Aversa Doc Asprinio ‘Hera Nova’ 2021 – Cavasete
Nel giorno della degustazione l’anima di Cavasete, Giuseppe Luogo, ha superato l’esame di Stato di dottore agronomo. Lo ricordiamo non solo per rinnovargli gli auguri ma soprattutto per far comprendere la sua filosofia produttiva. Giuseppe ha voluto fortemente riprendere la tradizione di famiglia, iniziando pochi anni fa a curare in modo quasi maniacale l’alberata avuta in eredità dal nonno, affiancata da un vigneto a cordone speronato le cui viti camminano verso i trent’anni. In tutto circa 1,5 ettari di vigne. Questo Asprinio (tutto da alberata) coniuga tradizione e conoscenza: mette in risalto tutto il fascino delle grotte da cui nasce, ma è capace di guardare avanti, soprattutto in termini di conoscenza del suolo. Terra vulcanica, ma con varie stratificazioni, per un vino che secondo il produttore può andare oltre alle note agrumate. Ed è così, regalando oltre a tanto limone e l’immancabile mela anche sentori di frutta gialla. Sempre con smalto, considerato che la vena acida ad un bel punto si prende completamente la scena. A lungo.
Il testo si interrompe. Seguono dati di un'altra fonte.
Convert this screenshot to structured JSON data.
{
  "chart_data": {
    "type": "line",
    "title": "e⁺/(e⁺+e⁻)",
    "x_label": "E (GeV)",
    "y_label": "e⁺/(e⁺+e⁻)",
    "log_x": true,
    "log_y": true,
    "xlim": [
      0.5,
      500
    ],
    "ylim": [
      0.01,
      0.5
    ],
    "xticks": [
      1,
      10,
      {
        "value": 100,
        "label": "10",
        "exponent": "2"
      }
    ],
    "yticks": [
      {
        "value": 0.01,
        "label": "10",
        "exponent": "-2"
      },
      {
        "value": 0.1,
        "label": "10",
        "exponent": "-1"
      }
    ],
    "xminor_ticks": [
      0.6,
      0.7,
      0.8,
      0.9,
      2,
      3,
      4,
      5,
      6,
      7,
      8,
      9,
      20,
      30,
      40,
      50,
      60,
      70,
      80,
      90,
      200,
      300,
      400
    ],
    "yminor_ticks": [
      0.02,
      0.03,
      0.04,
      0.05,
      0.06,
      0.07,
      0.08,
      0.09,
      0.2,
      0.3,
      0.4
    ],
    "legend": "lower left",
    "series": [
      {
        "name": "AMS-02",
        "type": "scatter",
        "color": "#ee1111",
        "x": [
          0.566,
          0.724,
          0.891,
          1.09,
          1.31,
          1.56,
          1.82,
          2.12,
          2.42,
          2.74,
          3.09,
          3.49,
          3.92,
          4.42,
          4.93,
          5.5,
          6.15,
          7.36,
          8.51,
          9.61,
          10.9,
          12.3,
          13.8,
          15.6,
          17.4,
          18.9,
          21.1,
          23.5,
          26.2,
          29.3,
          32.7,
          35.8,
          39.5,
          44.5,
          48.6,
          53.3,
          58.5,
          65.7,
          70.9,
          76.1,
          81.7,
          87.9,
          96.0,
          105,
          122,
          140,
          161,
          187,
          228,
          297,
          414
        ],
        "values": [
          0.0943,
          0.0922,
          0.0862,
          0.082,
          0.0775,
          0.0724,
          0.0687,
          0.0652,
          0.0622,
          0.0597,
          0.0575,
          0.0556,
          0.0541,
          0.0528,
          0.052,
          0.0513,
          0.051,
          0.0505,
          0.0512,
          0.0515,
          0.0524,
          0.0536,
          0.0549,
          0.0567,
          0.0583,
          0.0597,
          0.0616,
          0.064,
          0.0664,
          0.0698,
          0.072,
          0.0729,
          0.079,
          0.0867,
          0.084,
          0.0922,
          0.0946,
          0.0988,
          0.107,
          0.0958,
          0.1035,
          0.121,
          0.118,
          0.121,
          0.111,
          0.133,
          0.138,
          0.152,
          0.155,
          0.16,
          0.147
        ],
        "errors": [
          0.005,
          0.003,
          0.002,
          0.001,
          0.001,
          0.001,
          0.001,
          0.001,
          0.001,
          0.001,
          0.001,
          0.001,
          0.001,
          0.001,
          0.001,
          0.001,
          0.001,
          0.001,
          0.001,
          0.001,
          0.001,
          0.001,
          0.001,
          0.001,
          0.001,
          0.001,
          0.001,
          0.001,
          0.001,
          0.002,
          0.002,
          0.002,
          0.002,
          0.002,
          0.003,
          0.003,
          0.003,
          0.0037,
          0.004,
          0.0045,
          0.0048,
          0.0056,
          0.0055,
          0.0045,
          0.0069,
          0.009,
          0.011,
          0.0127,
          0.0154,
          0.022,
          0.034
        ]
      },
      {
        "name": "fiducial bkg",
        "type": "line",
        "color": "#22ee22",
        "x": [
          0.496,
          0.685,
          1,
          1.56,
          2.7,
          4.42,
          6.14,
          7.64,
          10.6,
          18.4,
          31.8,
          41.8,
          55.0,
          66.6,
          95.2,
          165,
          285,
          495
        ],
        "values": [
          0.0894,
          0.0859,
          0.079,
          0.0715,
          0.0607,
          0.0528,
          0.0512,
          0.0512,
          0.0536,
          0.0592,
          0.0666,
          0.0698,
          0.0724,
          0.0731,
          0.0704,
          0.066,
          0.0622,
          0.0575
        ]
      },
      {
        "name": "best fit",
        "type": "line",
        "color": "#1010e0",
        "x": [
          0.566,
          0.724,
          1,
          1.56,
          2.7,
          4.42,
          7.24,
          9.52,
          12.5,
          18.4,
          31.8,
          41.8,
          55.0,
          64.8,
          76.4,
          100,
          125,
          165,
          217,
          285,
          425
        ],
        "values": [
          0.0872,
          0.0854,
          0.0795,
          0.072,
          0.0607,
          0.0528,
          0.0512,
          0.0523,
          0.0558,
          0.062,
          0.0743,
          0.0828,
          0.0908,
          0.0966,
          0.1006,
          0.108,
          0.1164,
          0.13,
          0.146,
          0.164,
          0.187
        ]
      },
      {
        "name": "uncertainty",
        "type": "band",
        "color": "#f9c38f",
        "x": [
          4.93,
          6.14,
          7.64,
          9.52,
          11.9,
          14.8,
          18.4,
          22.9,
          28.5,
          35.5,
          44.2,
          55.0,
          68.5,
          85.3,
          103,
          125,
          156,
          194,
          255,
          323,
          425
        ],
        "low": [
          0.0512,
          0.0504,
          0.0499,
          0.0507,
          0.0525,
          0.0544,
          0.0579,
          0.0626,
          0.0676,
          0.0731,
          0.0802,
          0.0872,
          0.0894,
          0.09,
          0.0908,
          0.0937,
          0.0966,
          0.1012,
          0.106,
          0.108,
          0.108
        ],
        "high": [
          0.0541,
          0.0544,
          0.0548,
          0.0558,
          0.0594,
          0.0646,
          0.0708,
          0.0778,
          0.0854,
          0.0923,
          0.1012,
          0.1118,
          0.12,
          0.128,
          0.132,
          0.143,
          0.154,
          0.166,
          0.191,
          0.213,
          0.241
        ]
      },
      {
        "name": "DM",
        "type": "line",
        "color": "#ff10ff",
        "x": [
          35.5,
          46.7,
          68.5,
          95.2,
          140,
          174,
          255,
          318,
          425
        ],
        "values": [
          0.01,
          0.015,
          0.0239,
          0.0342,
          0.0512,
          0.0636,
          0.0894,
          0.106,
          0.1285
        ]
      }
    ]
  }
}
Aversa Doc Asprinio ‘Alberata’ 2018 – Tenuta Fontana
Il progetto avviato nel 2009 da Raffaele Fontana e che oggi vede in campo i figli Mariapina e Antonio, oltre a valorizzare l’alberata cerca di trovare nuovi percorsi enologici per questo vitigno affascinante. Le uve provengono tutte da alberata (regime di coltivazione biologico) e vengono raccolte generalmente negli ultimi giorni di settembre. In cantina la novità: fermentazione in anfore di terracotta a temperatura controllata. E l’anfora continua ad essere la culla del vino per un periodo di circa sette mesi, facendolo riposare sulle fecce fini. Segue ancora un altro mezzo anno sulle fecce fini, questa volta in acciaio. Dopo due mesi di bottiglia il vino comincia il suo viaggio. Alla vista domina un bel giallo carico, quasi dorato. Il naso mette in mostra tutto il lavoro fatto: le note agrumate vanno in sottofondo per far emergere la frutta gialla matura, le erbe di campo (soprattutto camomilla). In bocca il nettare di Asprinio acquista struttura, una bella morbidezza, grassezza. Nonostante tutto l’acidità è sempre lì, baldanzosa, a dare continuamente piacevolezza al sorso.